Search code examples
mysqlsimilarity

Best way to pull similar items from a MySQL database


I have a database of items (articles for that matter).
What I'd like to do, is I'd like to pull X items that are similar to a specific item, based on two things - title, which is the title of the article, and tags, which are located in another table.

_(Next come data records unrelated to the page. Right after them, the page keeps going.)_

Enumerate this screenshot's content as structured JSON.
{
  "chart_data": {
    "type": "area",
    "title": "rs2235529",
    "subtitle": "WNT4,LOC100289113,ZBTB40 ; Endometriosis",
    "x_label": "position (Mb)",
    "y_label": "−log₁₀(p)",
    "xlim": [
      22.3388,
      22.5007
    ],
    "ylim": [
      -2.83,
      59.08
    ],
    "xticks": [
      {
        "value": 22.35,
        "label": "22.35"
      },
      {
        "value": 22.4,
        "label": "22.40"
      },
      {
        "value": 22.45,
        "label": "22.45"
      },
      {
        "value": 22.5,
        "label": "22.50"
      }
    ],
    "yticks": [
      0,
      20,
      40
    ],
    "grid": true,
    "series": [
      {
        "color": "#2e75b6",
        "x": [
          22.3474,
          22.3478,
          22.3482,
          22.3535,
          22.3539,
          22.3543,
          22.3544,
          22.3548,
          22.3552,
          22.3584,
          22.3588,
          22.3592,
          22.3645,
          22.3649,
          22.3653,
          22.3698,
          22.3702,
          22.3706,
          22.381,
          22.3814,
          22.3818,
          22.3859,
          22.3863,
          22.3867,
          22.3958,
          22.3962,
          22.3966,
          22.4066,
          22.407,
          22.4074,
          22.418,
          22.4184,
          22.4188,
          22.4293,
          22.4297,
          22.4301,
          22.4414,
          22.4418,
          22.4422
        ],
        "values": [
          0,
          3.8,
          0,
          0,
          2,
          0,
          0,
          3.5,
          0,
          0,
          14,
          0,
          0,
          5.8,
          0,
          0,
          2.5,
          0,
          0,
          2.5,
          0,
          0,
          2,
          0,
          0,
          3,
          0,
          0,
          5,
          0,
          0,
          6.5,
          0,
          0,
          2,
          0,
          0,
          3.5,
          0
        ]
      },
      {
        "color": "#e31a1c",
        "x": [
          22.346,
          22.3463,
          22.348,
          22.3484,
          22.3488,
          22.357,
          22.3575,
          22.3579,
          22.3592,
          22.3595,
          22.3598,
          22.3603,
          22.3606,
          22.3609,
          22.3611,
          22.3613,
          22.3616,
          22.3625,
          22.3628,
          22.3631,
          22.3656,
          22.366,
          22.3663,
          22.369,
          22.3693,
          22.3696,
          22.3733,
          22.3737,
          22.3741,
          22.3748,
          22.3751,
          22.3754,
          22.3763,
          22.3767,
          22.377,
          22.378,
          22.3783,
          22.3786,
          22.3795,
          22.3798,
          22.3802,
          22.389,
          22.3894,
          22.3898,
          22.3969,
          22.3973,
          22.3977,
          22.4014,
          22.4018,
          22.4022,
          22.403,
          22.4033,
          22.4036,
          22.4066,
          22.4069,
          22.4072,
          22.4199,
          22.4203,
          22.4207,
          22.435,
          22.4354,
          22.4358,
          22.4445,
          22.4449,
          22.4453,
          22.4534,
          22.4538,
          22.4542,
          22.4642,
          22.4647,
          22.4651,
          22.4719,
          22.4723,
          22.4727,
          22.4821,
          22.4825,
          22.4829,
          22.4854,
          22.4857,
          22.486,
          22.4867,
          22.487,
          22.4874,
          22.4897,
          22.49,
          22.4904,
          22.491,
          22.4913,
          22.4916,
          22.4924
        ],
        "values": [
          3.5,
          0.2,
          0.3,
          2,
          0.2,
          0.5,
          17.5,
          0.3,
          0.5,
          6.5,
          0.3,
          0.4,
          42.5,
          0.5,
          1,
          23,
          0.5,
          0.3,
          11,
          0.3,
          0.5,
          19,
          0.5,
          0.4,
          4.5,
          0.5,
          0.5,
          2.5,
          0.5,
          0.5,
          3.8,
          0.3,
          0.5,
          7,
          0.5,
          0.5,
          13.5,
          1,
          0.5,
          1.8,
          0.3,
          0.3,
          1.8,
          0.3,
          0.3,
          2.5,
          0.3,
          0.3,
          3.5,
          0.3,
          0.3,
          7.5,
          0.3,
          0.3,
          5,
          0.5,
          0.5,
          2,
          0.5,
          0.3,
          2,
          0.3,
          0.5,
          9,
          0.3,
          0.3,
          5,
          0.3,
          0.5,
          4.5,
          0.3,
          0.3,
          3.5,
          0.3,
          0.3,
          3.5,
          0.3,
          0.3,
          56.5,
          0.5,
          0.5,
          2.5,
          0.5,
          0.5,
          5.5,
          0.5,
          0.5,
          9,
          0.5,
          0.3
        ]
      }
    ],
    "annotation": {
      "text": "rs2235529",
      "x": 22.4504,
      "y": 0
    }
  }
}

The structure is as follows (relevant fields only):

Table: article
Fields: articleid, title

Table: tag
Fields: tagid, tagtext

Table: articletag
Fields: tagid, articleid

What would be the best way to do this?


Solution

  • For myisam tables you can use Natural Language Full-Text search: http://dev.mysql.com/doc/refman/5.5/en/fulltext-natural-language.html

    SELECT * FROM article a
    LEFT JOIN articletag at ON (at.articleid = a.articleid)
    LEFT JOIN tag t ON (at.tagid = t.tagid)
    WHERE MATCH (a.title) AGAINST ('some title' IN NATURAL LANGUAGE MODE)
    OR MATCH (t.tagtext) AGAINST ('some tag' IN NATURAL LANGUAGE MODE)
    GROUP BY a.articleid # if you don't want get duplicates 
    

    You can also think about adding redundant information about tags into one field (e.g. <taga><tagb><tagz>) in article table and update it each time tag is added/removed. This will simplify query and it should be faster:

    SELECT * FROM article a
    WHERE MATCH (a.title, a.tagtext) AGAINST ('some title or tag' IN NATURAL LANGUAGE MODE)